Conning’s 2024 institutional survey, conducted through the European Life Settlement Association, found that 52% of investors cited diversification as their top reason for allocating to life settlements. Another 46% pointed to the low correlation with other asset classes, and 44% said they planned to increase their allocation over the next year.
Because life settlements are not tied to borrower strength, corporate profits, or GDP, they may help offset risk in portfolios that are overexposed to credit markets or economic cycles. The primary driver of return is time, specifically, the maturity of policies based on life expectancy estimates. That dynamic introduces a unique source of return that may complement income-focused strategies like private credit.

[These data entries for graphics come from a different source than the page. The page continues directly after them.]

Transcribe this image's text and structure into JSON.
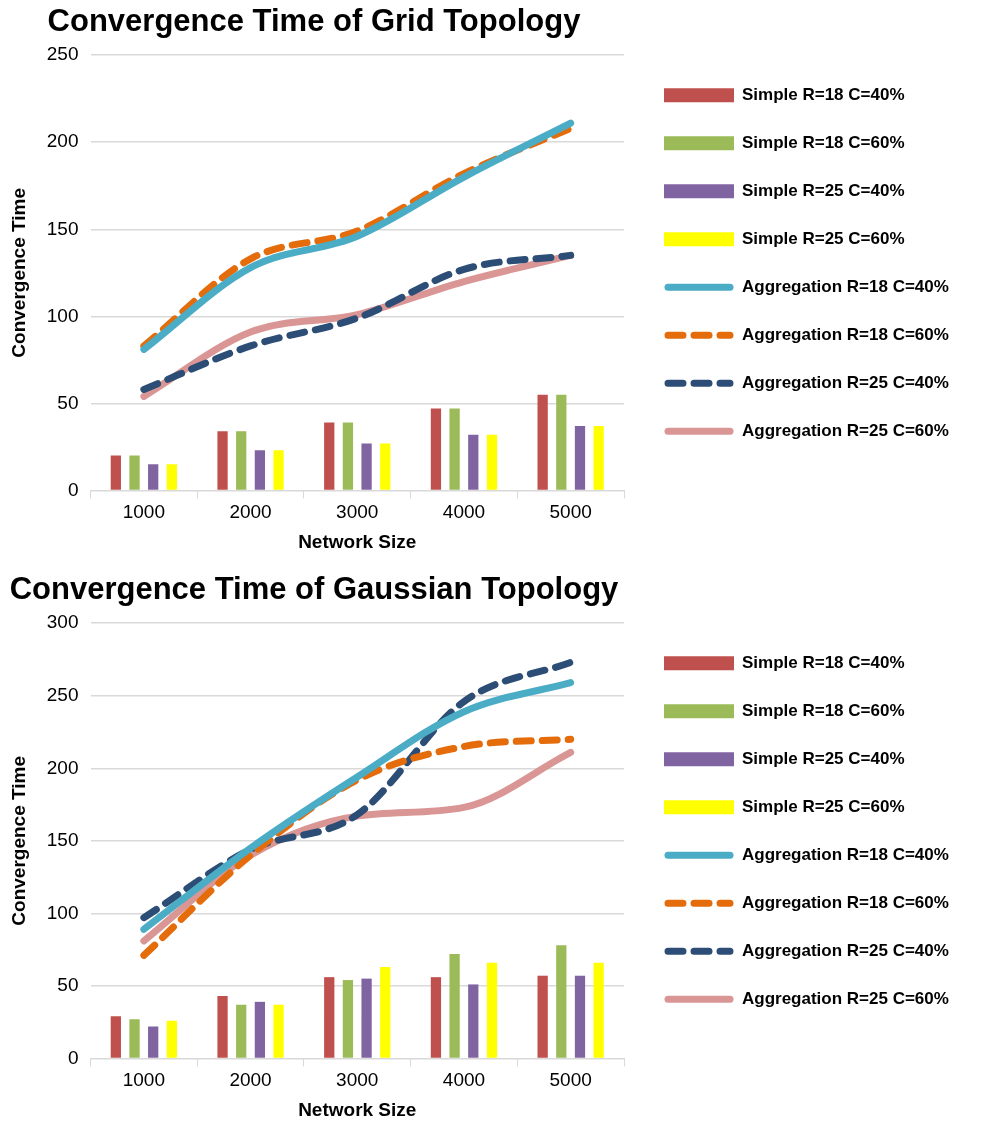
{
  "chart_data": [
    {
      "type": "bar",
      "title": "Convergence Time of Grid Topology",
      "xlabel": "Network Size",
      "ylabel": "Convergence Time",
      "categories": [
        "1000",
        "2000",
        "3000",
        "4000",
        "5000"
      ],
      "ylim": [
        0,
        250
      ],
      "yticks": [
        0,
        50,
        100,
        150,
        200,
        250
      ],
      "grid": "y",
      "legend": "right",
      "series": [
        {
          "name": "Simple R=18 C=40%",
          "type": "bar",
          "color": "#c0504d",
          "values": [
            20,
            34,
            39,
            47,
            55
          ]
        },
        {
          "name": "Simple R=18 C=60%",
          "type": "bar",
          "color": "#9bbb59",
          "values": [
            20,
            34,
            39,
            47,
            55
          ]
        },
        {
          "name": "Simple R=25 C=40%",
          "type": "bar",
          "color": "#8064a2",
          "values": [
            15,
            23,
            27,
            32,
            37
          ]
        },
        {
          "name": "Simple R=25 C=60%",
          "type": "bar",
          "color": "#ffff00",
          "values": [
            15,
            23,
            27,
            32,
            37
          ]
        },
        {
          "name": "Aggregation R=18 C=40%",
          "type": "line",
          "line_style": "solid",
          "color": "#4bacc6",
          "values": [
            81,
            128,
            146,
            180,
            211
          ]
        },
        {
          "name": "Aggregation R=18 C=60%",
          "type": "line",
          "line_style": "dashed",
          "color": "#e46c0a",
          "values": [
            83,
            133,
            149,
            182,
            208
          ]
        },
        {
          "name": "Aggregation R=25 C=40%",
          "type": "line",
          "line_style": "dashed",
          "color": "#2c4d75",
          "values": [
            58,
            83,
            99,
            127,
            135
          ]
        },
        {
          "name": "Aggregation R=25 C=60%",
          "type": "line",
          "line_style": "solid",
          "color": "#d99694",
          "values": [
            54,
            91,
            101,
            120,
            135
          ]
        }
      ]
    },
    {
      "type": "bar",
      "title": "Convergence Time of Gaussian Topology",
      "xlabel": "Network Size",
      "ylabel": "Convergence Time",
      "categories": [
        "1000",
        "2000",
        "3000",
        "4000",
        "5000"
      ],
      "ylim": [
        0,
        300
      ],
      "yticks": [
        0,
        50,
        100,
        150,
        200,
        250,
        300
      ],
      "grid": "y",
      "legend": "right",
      "series": [
        {
          "name": "Simple R=18 C=40%",
          "type": "bar",
          "color": "#c0504d",
          "values": [
            29,
            43,
            56,
            56,
            57
          ]
        },
        {
          "name": "Simple R=18 C=60%",
          "type": "bar",
          "color": "#9bbb59",
          "values": [
            27,
            37,
            54,
            72,
            78
          ]
        },
        {
          "name": "Simple R=25 C=40%",
          "type": "bar",
          "color": "#8064a2",
          "values": [
            22,
            39,
            55,
            51,
            57
          ]
        },
        {
          "name": "Simple R=25 C=60%",
          "type": "bar",
          "color": "#ffff00",
          "values": [
            26,
            37,
            63,
            66,
            66
          ]
        },
        {
          "name": "Aggregation R=18 C=40%",
          "type": "line",
          "line_style": "solid",
          "color": "#4bacc6",
          "values": [
            89,
            145,
            194,
            239,
            259
          ]
        },
        {
          "name": "Aggregation R=18 C=60%",
          "type": "line",
          "line_style": "dashed",
          "color": "#e46c0a",
          "values": [
            71,
            140,
            192,
            215,
            220
          ]
        },
        {
          "name": "Aggregation R=25 C=40%",
          "type": "line",
          "line_style": "dashed",
          "color": "#2c4d75",
          "values": [
            97,
            144,
            168,
            246,
            273
          ]
        },
        {
          "name": "Aggregation R=25 C=60%",
          "type": "line",
          "line_style": "solid",
          "color": "#d99694",
          "values": [
            81,
            140,
            167,
            173,
            211
          ]
        }
      ]
    }
  ]
}
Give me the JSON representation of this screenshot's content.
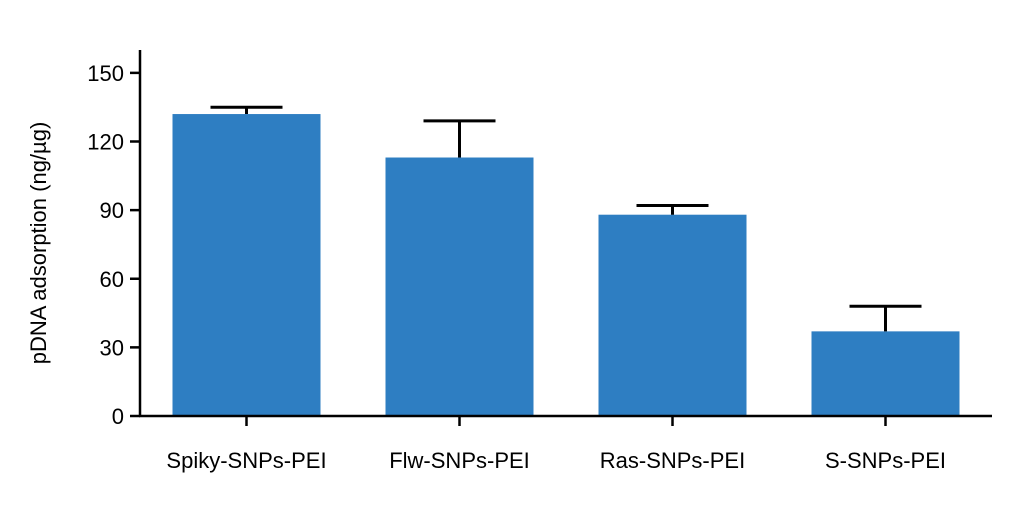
{
  "chart_data": {
    "type": "bar",
    "categories": [
      "Spiky-SNPs-PEI",
      "Flw-SNPs-PEI",
      "Ras-SNPs-PEI",
      "S-SNPs-PEI"
    ],
    "values": [
      132,
      113,
      88,
      37
    ],
    "error_upper": [
      135,
      129,
      92,
      48
    ],
    "ylabel": "pDNA adsorption (ng/µg)",
    "xlabel": "",
    "ylim": [
      0,
      160
    ],
    "yticks": [
      0,
      30,
      60,
      90,
      120,
      150
    ],
    "grid": false,
    "bar_color": "#2e7ec2",
    "error_color": "#000000"
  }
}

Structuring Options for Custom Fit
Today’s life settlement offerings span a range of structures designed to meet different investor needs. Some are fully hedged, to ensure all premiums are covered, and offer fixed-income-like returns in the 5% to 6% range. Partially hedged strategies are designed to provide premium protection while targeting around 7% returns, with the potential for alpha. Traditional unhedged portfolios, which accept longevity risk and premium exposure, typically aim for gross IRRs of around 10% to 12%. Leveraged strategies may increase diversification and can push returns into the mid-teens but involve more complexity and risk.
Cash flow timing is another consideration. Private credit often delivers predictable distributions. Other than the fully hedged structure referenced above, life settlements pay out in lump sums upon policy maturity. For family offices already accustomed to illiquidity in alternative assets, this delay isn’t necessarily a drawback, especially when the asset plays a clear diversifying role in the portfolio.
Not Without Challenges
Despite their benefits, life settlements carry real complexities that should be acknowledged. Although there is a strong legal and regulatory framework, careful attention to regulatory compliance is still needed. Sourcing policies with clean documentation, reliable life expectancy assessments, and appropriate pricing is difficult without experienced partners and infrastructure.
Returns largely depend on the accuracy of actuarial assumptions. Life expectancy shifts, even small ones, may affect cash flow timing and return profiles. There’s also limited public data transparency compared to more widely followed alternative investments, making due diligence more resource intensive.
Still, these challenges can be managed. Institutional-grade servicing platforms now provide underwriting support, portfolio modeling, and compliance infrastructure that was difficult to access a decade ago. And unlike borrower risk in private credit, the payout in a life settlement is a senior contractual obligation from a rated insurance company. Most of these insurers are large, investment-grade-rated carriers with strict reserve requirements and long track records, adding another layer of structural stability.
Major investment firms are taking notice. According to a February 2025 article in Financial News, KKR and Apollo are allocating life settlements through affiliated insurance platforms. Their involvement signals that this market is gaining broader institutional recognition, not as a replacement for private credit but as a meaningful complement.
A Thoughtful Rebalance
The case for private credit remains strong, but so does the case for diversification. For family offices looking to reduce portfolio concentration and introduce a fundamentally different return stream, life settlements deserve serious consideration. They offer something rare in today’s environment: actuarially driven returns that are largely insulated from the credit cycle and broader macroeconomic noise. Life settlements may not be for every allocator, but for those willing to do the work, they present a compelling opportunity to strengthen long-term portfolio balance.